- Zontecomatlán Location of the municipality in Veracruz Zontecomatlán Zontecomatlán (Mexico)
- Coordinates: 20°46′N 98°20′W﻿ / ﻿20.767°N 98.333°W
- Country: Mexico
- State: Veracruz

Government
- • Federal electoral district: Veracruz's 2nd

Area
- • Total: 216.33 km^{2} (83.53 sq mi)

Population (2005)
- • Total: 13,091
- Time zone: UTC-6 (Zona Centro)

= Zontecomatlán de López y Fuentes =

 Zontecomatlán is a municipality located in the Mexican state of Veracruz, about 378 km from the state capital Xalapa.

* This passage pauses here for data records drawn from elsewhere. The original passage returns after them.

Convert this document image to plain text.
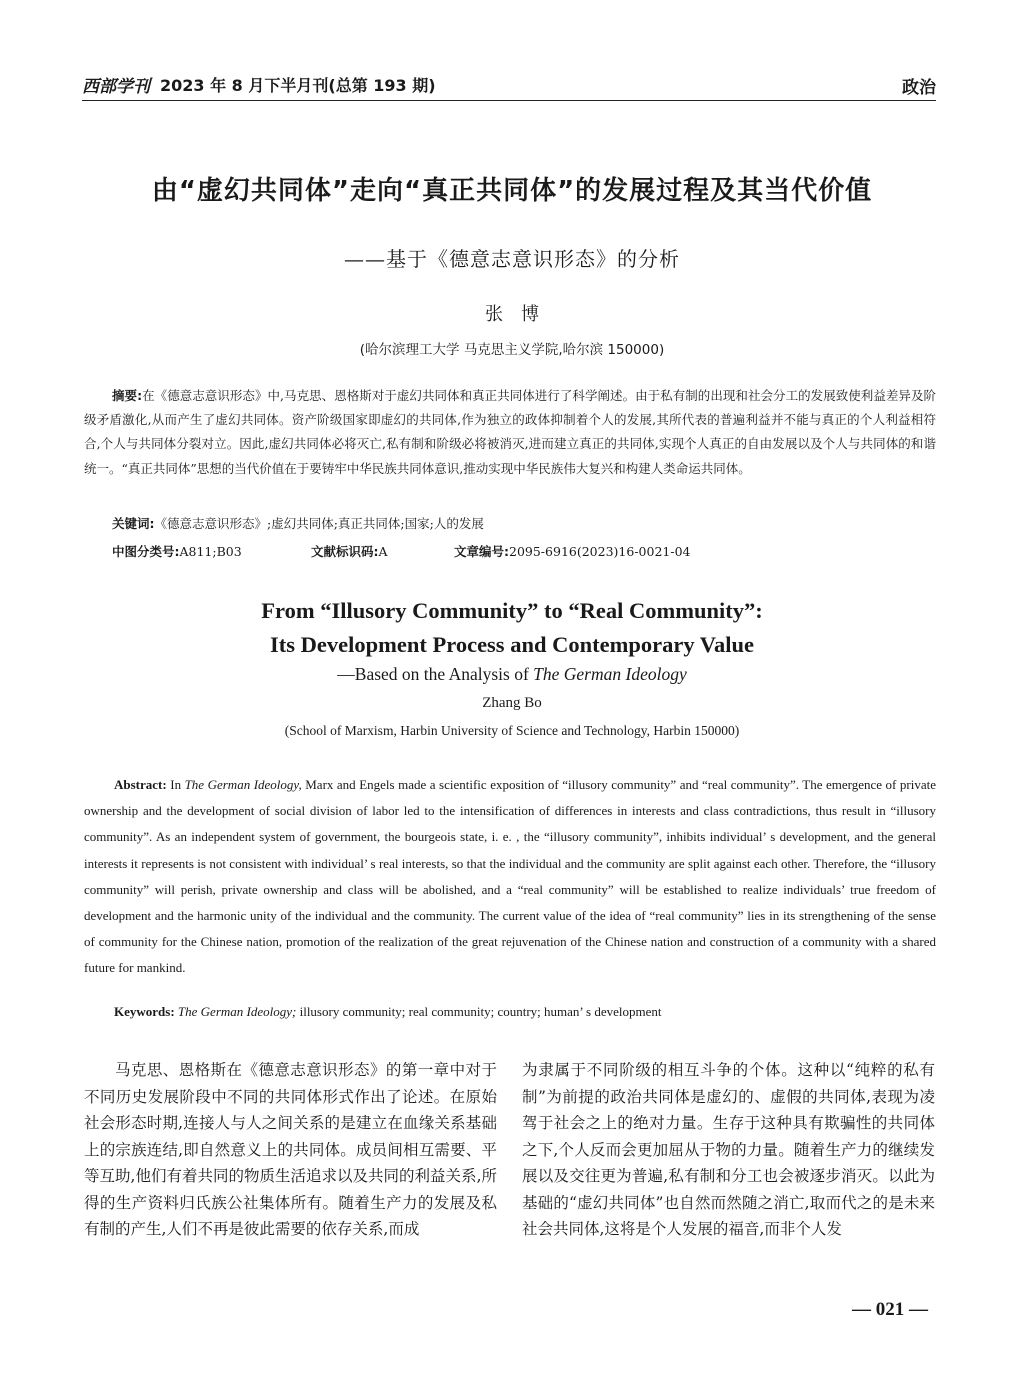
西部学刊 2023 年 8 月下半月刊(总第 193 期)	政治
由“虚幻共同体”走向“真正共同体”的发展过程及其当代价值
——基于《德意志意识形态》的分析
张博
(哈尔滨理工大学 马克思主义学院,哈尔滨 150000)

摘要:在《德意志意识形态》中,马克思、恩格斯对于虚幻共同体和真正共同体进行了科学阐述。由于私有制的出现和社会分工的发展致使利益差异及阶级矛盾激化,从而产生了虚幻共同体。资产阶级国家即虚幻的共同体,作为独立的政体抑制着个人的发展,其所代表的普遍利益并不能与真正的个人利益相符合,个人与共同体分裂对立。因此,虚幻共同体必将灭亡,私有制和阶级必将被消灭,进而建立真正的共同体,实现个人真正的自由发展以及个人与共同体的和谐统一。“真正共同体”思想的当代价值在于要铸牢中华民族共同体意识,推动实现中华民族伟大复兴和构建人类命运共同体。

关键词:《德意志意识形态》;虚幻共同体;真正共同体;国家;人的发展
中图分类号:A811;B03	文献标识码:A	文章编号:2095-6916(2023)16-0021-04
From “Illusory Community” to “Real Community”:
Its Development Process and Contemporary Value
—Based on the Analysis of The German Ideology
Zhang Bo
(School of Marxism, Harbin University of Science and Technology, Harbin 150000)

Abstract: In The German Ideology, Marx and Engels made a scientific exposition of “illusory community” and “real community”. The emergence of private ownership and the development of social division of labor led to the intensification of differences in interests and class contradictions, thus result in “illusory community”. As an independent system of government, the bourgeois state, i. e. , the “illusory community”, inhibits individual’ s development, and the general interests it represents is not consistent with individual’ s real interests, so that the individual and the community are split against each other. Therefore, the “illusory community” will perish, private ownership and class will be abolished, and a “real community” will be established to realize individuals’ true freedom of development and the harmonic unity of the individual and the community. The current value of the idea of “real community” lies in its strengthening of the sense of community for the Chinese nation, promotion of the realization of the great rejuvenation of the Chinese nation and construction of a community with a shared future for mankind.

Keywords: The German Ideology; illusory community; real community; country; human’ s development

马克思、恩格斯在《德意志意识形态》的第一章中对于不同历史发展阶段中不同的共同体形式作出了论述。在原始社会形态时期,连接人与人之间关系的是建立在血缘关系基础上的宗族连结,即自然意义上的共同体。成员间相互需要、平等互助,他们有着共同的物质生活追求以及共同的利益关系,所得的生产资料归氏族公社集体所有。随着生产力的发展及私有制的产生,人们不再是彼此需要的依存关系,而成

为隶属于不同阶级的相互斗争的个体。这种以“纯粹的私有制”为前提的政治共同体是虚幻的、虚假的共同体,表现为凌驾于社会之上的绝对力量。生存于这种具有欺骗性的共同体之下,个人反而会更加屈从于物的力量。随着生产力的继续发展以及交往更为普遍,私有制和分工也会被逐步消灭。以此为基础的“虚幻共同体”也自然而然随之消亡,取而代之的是未来社会共同体,这将是个人发展的福音,而非个人发

— 021 —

It has a surface of 216.33 km^{2}. It is located at in the Huasteca region of the state.

== Name ==
The name comes from the Nahuatl language, Tzon-tecoma-tlan; 'head,' 'big round gourd' 'place' that means "place of the big heads". The suffix "de López y Fuentes" honours Gregorio López y Fuentes, a writer and journalist born here in 1897.

==Geography==

The municipality of Zontecomatlán is bordered to the north by the state of Hidalgo, to the north-east by Benito Juárez and to the south by Texcatepec.

===Climate===

The climate in Zontecomatlán is warm-humid with an average temperature of 18°C, with rains in summer and autumn.

==Agriculture==

It produces principally marijuana, maize, beans, green chile, coffee, orange fruit and sugarcane.

==Celebrations==

Every October, a festival is held to celebrate San Francisco de Asís, patron of the town and in December there is a festival held in honor of the Virgin of Guadalupe.